The Thermals @ The Columbus Theater Providence, R.I. April 26, 2016

Thermals 1Some artists have the ability to stop me dead in my tracks upon first exposure. That eureka moment that causes one to drop everything they are doing and run to the record store or, if you must, the digital music shop. Upon hearing and subsequently freaking out over The Thermals No Culture Icons in 2003 I immediately jumped in the car, drove to my local Newbury Comics, and snatched up a copy of the band’s full length debut, More Parts Per Million. Since that day The Thermals have gone on to release six more LP’s, including We Disappear, which the band recently issued on Saddle Creek Records and are currently supporting on their current U.S. tour.
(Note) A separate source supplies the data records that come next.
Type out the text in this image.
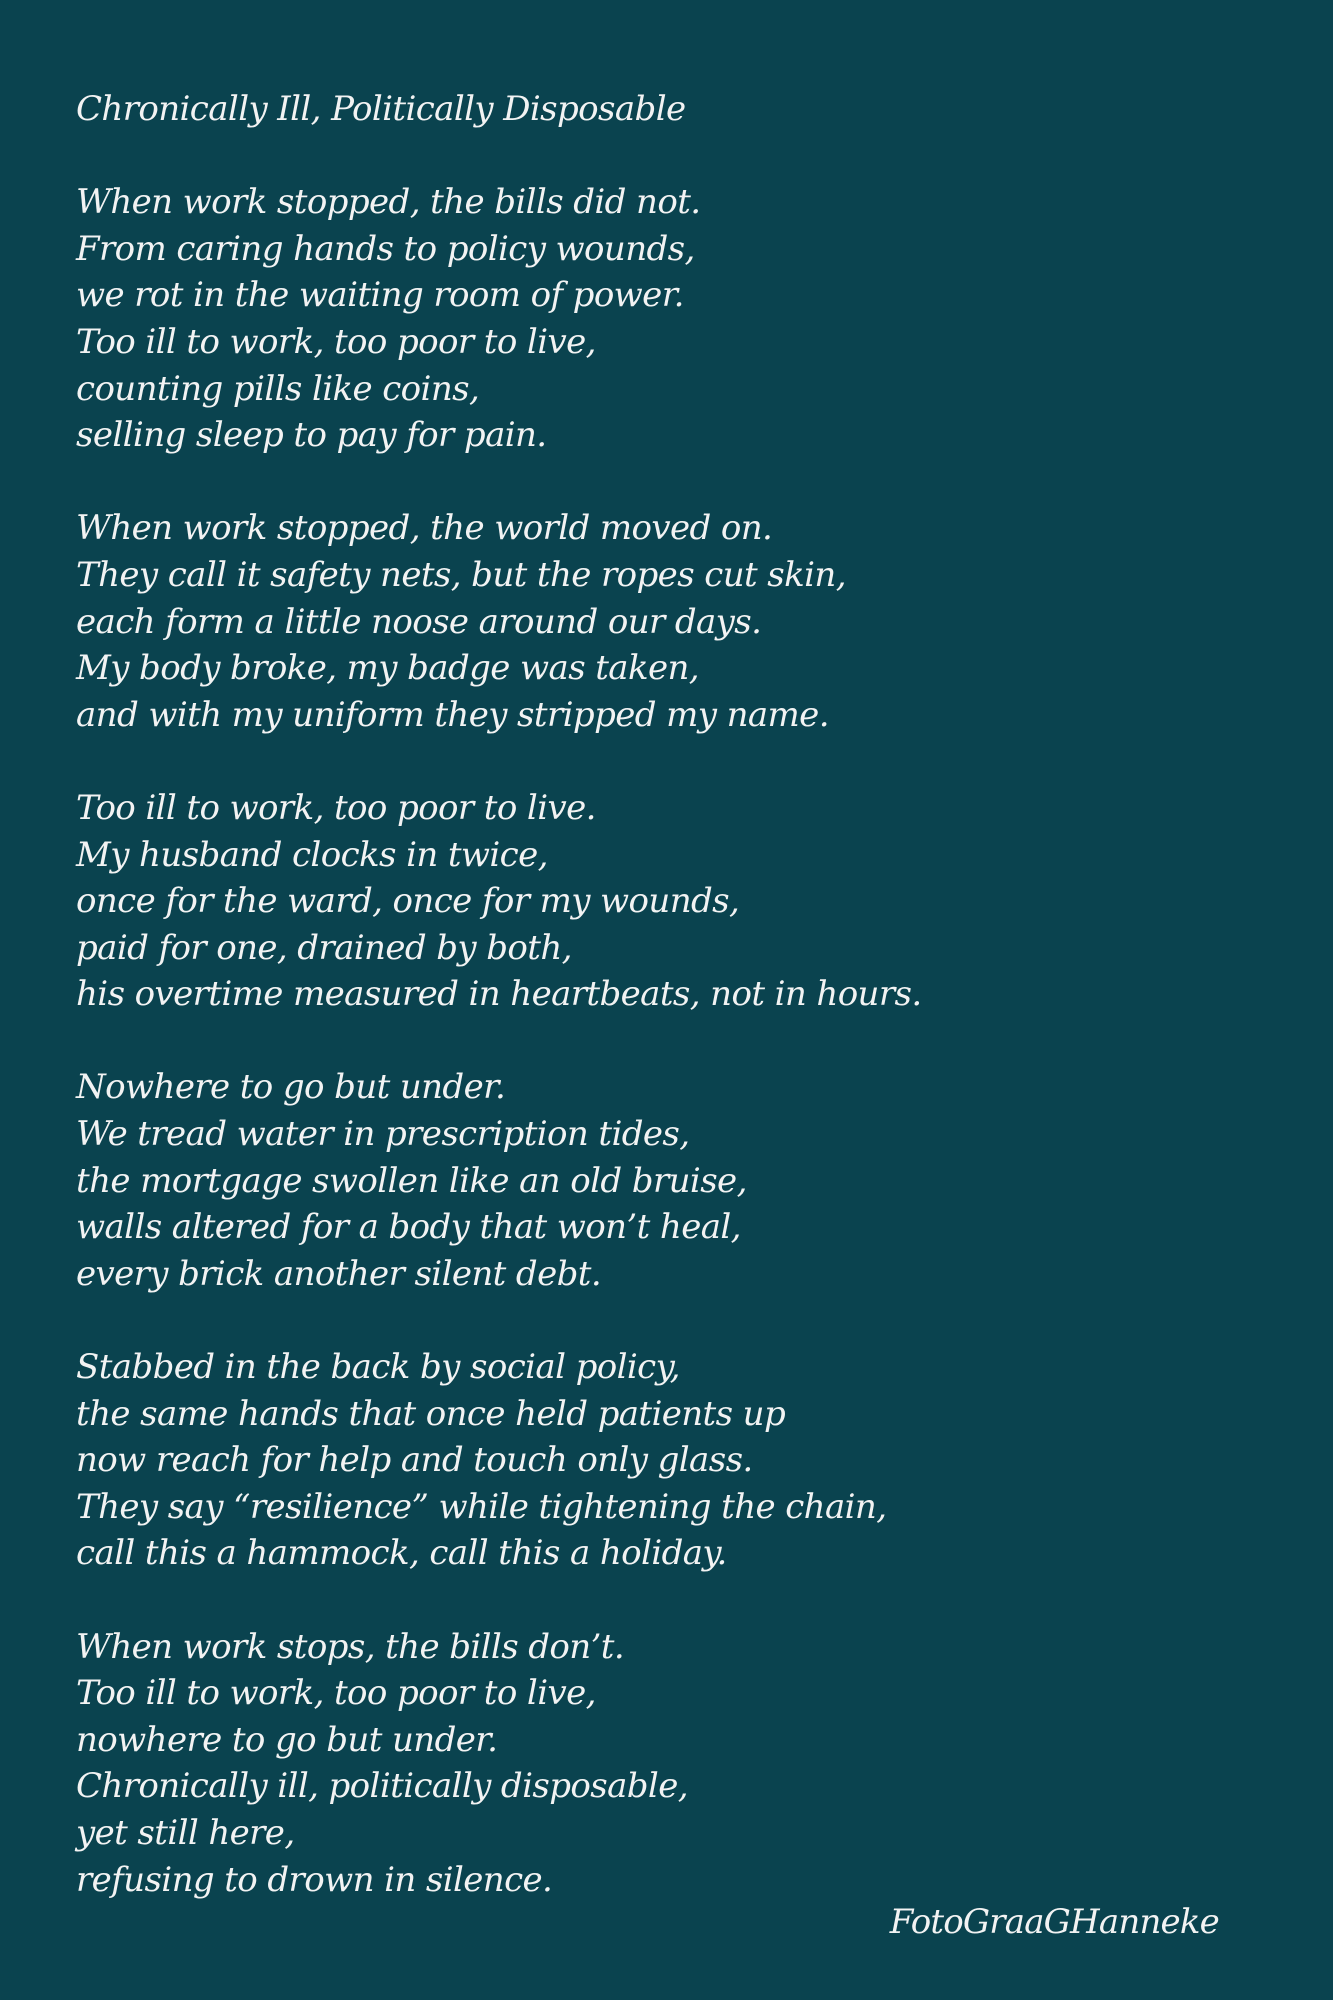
Chronically Ill, Politically Disposable
When work stopped, the bills did not.
From caring hands to policy wounds,
we rot in the waiting room of power.
Too ill to work, too poor to live,
counting pills like coins,
selling sleep to pay for pain.
When work stopped, the world moved on.
They call it safety nets, but the ropes cut skin,
each form a little noose around our days.
My body broke, my badge was taken,
and with my uniform they stripped my name.
Too ill to work, too poor to live.
My husband clocks in twice,
once for the ward, once for my wounds,
paid for one, drained by both,
his overtime measured in heartbeats, not in hours.
Nowhere to go but under.
We tread water in prescription tides,
the mortgage swollen like an old bruise,
walls altered for a body that won’t heal,
every brick another silent debt.
Stabbed in the back by social policy,
the same hands that once held patients up
now reach for help and touch only glass.
They say “resilience” while tightening the chain,
call this a hammock, call this a holiday.
When work stops, the bills don’t.
Too ill to work, too poor to live,
nowhere to go but under.
Chronically ill, politically disposable,
yet still here,
refusing to drown in silence.
FotoGraaGHanneke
Since re-opening in 2011, Providence’s Columbus Theater has played host to an impressive line-up of national and regional acts, but inexplicably I had never set foot in the 90 year old venue until this past Tuesday evening when Portland, OR’s noise pop outfit, The Thermals made their R.I. Live debut. As I walked into the theater I was ushered upstairs to the intimate 200 seat theater which resides above the venues namesake and 1492 capacity room. After a raucous and impressive set from openers Summer Cannibals, The Thermals took to the stage and wasted little time before kicking off their set with the1-2 punch of Into The Code and My Heart Went Cold from their latest LP. With assistance from bassist, Kathy Foster, Drummer Westin Glass, and lead guitarist Jessica Boudreaux (of Summer Cannibals), Hutch Harris led the quartet through a rousing set of cherry picked tracks from the bands catalog, with particular focus on the new material found on We Disappear as well as their critically lauded 2006 release, The Body, The Blood, The Machine. Having Boudreaux on board only aided the band to unleash dynamic and bounteous layers of guitar fuzz which in turn allowed Harris to ditch his telecaster at times, channel his inner David Byrne and whip the crowd into a frenzy. The set drew to a close with some the bands strongest material, for hair raising performances of Power Doesn’t Run On Nothing and I Hold The Sound. After a short break, The Thermals kicked off their encore with the very song that stopped us in our tracks 13 years ago with just as much ferocity and grit as they demonstrated on their debut, albeit with a little more sweat and swagger.